Nada há melhor do que sabermo-nos, por Amor, escravos de Deus. Porque nesse momento perdemos a situação de escravos para nos convertermos em amigos, em filhos. E aqui se manifesta a diferença: enfrentamos as honestas ocupações do mundo com a mesma paixão, com o mesmo empenho que as outras pessoas, mas com paz no fundo da alma; com alegria e serenidade, mesmo nas contrariedades. Porque não depositamos a nossa confiança no que passa, mas no que permanece para sempre. Não somos filhos da escrava, mas da livre[1].
Paradoxalmente, a liberdade alcança sua plenitude quando escolhe servir.
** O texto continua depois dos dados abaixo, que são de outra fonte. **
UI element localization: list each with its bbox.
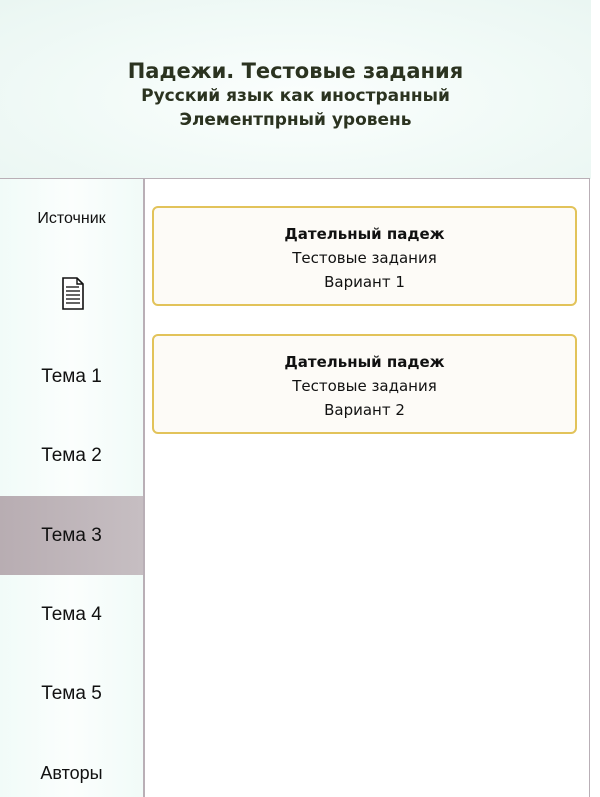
sidebar-item-tema-1[interactable]: Тема 1 — [41, 366, 102, 387]
test-card-variant-2[interactable] — [152, 334, 577, 434]
sidebar-item-source[interactable]: Источник — [37, 210, 106, 227]
test-card-variant-1[interactable] — [152, 206, 577, 306]
card-variant: Вариант 1 — [324, 273, 405, 291]
main-frame — [0, 178, 590, 797]
level-label: Элементпрный уровень — [179, 110, 412, 130]
content-area — [145, 179, 588, 797]
sidebar-item-tema-2[interactable]: Тема 2 — [41, 445, 102, 466]
card-subtitle: Тестовые задания — [292, 249, 437, 267]
card-title: Дательный падеж — [284, 353, 445, 371]
sidebar-item-tema-4[interactable]: Тема 4 — [41, 604, 102, 625]
sidebar-nav — [0, 179, 145, 797]
page-subtitle: Русский язык как иностранный — [141, 86, 450, 106]
page-title: Падежи. Тестовые задания — [127, 59, 464, 83]
sidebar-item-tema-5[interactable]: Тема 5 — [41, 683, 102, 704]
document-icon[interactable] — [54, 274, 90, 314]
card-variant: Вариант 2 — [324, 401, 405, 419]
card-title: Дательный падеж — [284, 225, 445, 243]
sidebar-item-authors[interactable]: Авторы — [40, 763, 103, 783]
page-header — [0, 0, 591, 179]
card-subtitle: Тестовые задания — [292, 377, 437, 395]
sidebar-item-tema-3[interactable]: Тема 3 — [0, 496, 143, 575]
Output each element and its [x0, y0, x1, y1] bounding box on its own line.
Pelo contrário, a pretensão de uma liberdade absoluta, independente de Deus e dos outros, sem nada que a limite, desemboca num eu prostrado ante o dinheiro, o poder, o êxito ou outros ídolos, mais ou menos brilhantes, mas transitórios e sem valor.
“A liberdade de um ser humano é a liberdade de um ser limitado e, portanto, ela própria é limitada. Só podemos possuí-la como liberdade compartilhada, na comunhão das liberdades: a liberdade somente pode desenvolver-se se vivemos, como devemos, uns com os outros e uns para os outros”[2].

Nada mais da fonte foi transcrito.